When debugging executables or analyzing crash dumps a developer has always two problems. Finding the right debug symbols and finding the right sources which match the executable.
It is good practice to archive the debug symbols whenever you release a product. Therefore it is important to build the executable with debug info (-g) also in release mode (RelWithDebInfo for CMake users). The build-id feature of GDB allows to fetch the correct symbols for your executable automatically. This way you don't need to find and copy the archived debug symbols manually to your debugging machine. See http://randomascii.wordpress.com/2013/03/05/symbols-on-linux-update-fedora-fixes/ for more information on howto use build-ids.
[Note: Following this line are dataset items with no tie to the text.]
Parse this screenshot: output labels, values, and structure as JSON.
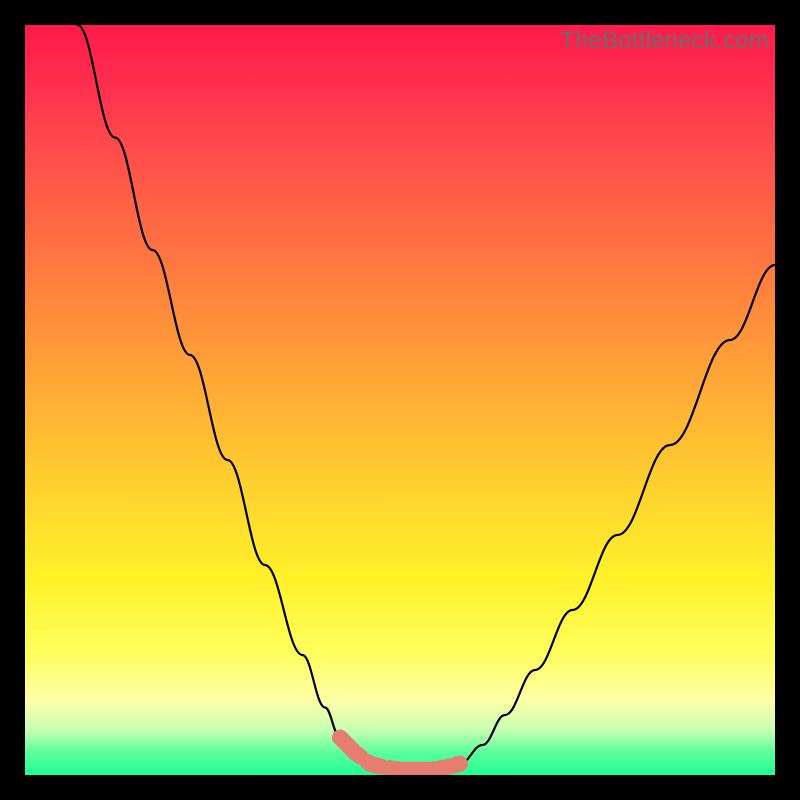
{
  "watermark": "TheBottleneck.com",
  "chart_data": {
    "type": "line",
    "title": "",
    "xlabel": "",
    "ylabel": "",
    "xlim": [
      0,
      100
    ],
    "ylim": [
      0,
      100
    ],
    "grid": false,
    "legend": false,
    "series": [
      {
        "name": "left-curve",
        "x": [
          7,
          12,
          17,
          22,
          27,
          32,
          37,
          40,
          42,
          44,
          46,
          48
        ],
        "y": [
          100,
          85,
          70,
          56,
          42,
          28,
          16,
          9,
          5,
          3,
          1.5,
          1
        ]
      },
      {
        "name": "bottom-flat",
        "x": [
          48,
          50,
          52,
          54,
          56,
          58
        ],
        "y": [
          1,
          0.7,
          0.7,
          0.7,
          1,
          1.5
        ]
      },
      {
        "name": "right-curve",
        "x": [
          58,
          61,
          64,
          68,
          73,
          79,
          86,
          94,
          100
        ],
        "y": [
          1.5,
          4,
          8,
          14,
          22,
          32,
          44,
          58,
          68
        ]
      }
    ],
    "highlight_band": {
      "description": "thick salmon segment near curve bottom",
      "color": "#e77d71",
      "x_range": [
        41,
        60
      ],
      "y_approx": 2
    },
    "background_gradient": {
      "stops": [
        {
          "pos": 0,
          "color": "#ff1a4a"
        },
        {
          "pos": 50,
          "color": "#ffaf35"
        },
        {
          "pos": 78,
          "color": "#fff22a"
        },
        {
          "pos": 97,
          "color": "#5cff9c"
        },
        {
          "pos": 100,
          "color": "#1fff94"
        }
      ]
    }
  }
}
To get the correct sources most people are creating tags in their version control systems. When debugging an executable your need to extract the version information of this executable, search for a tag for this version in the version control system and check out this version. If everything works you have the correct sources for your executable. Because the source paths used by the build machine are most likely different than on your debugging machine GDB doesn't find the files automatically. Using "set substitute-path" you can tell GDB in what path your sources are.
The source-id feature can automate this process and make it more reliable. Similar to the build-id we embed the current version which was used to build the binary in an ELF .note section. GDB can extract this information from the executable during debugging an can fetch the sources automatically from a "source server". GDB calls an external fetch script which can be customized by the user. This way a user can configure how and where to fetch sources from. This script can cache fetched files locally so that no file needs to be fetched more than once. To find a cached files a Sha1 sum of the file contents is used.
What happens if the exact file version which was used to built the executable is not under version control? The bad news is you don't have the correct source file. The good news is you can detect this. An additional option is to embed the file hash for each source file in an additional section which gets archived with the debug info. When the fetch script fetches sources from a server we can compare this file hash with the embedded one and detect if the file is the correct one or not.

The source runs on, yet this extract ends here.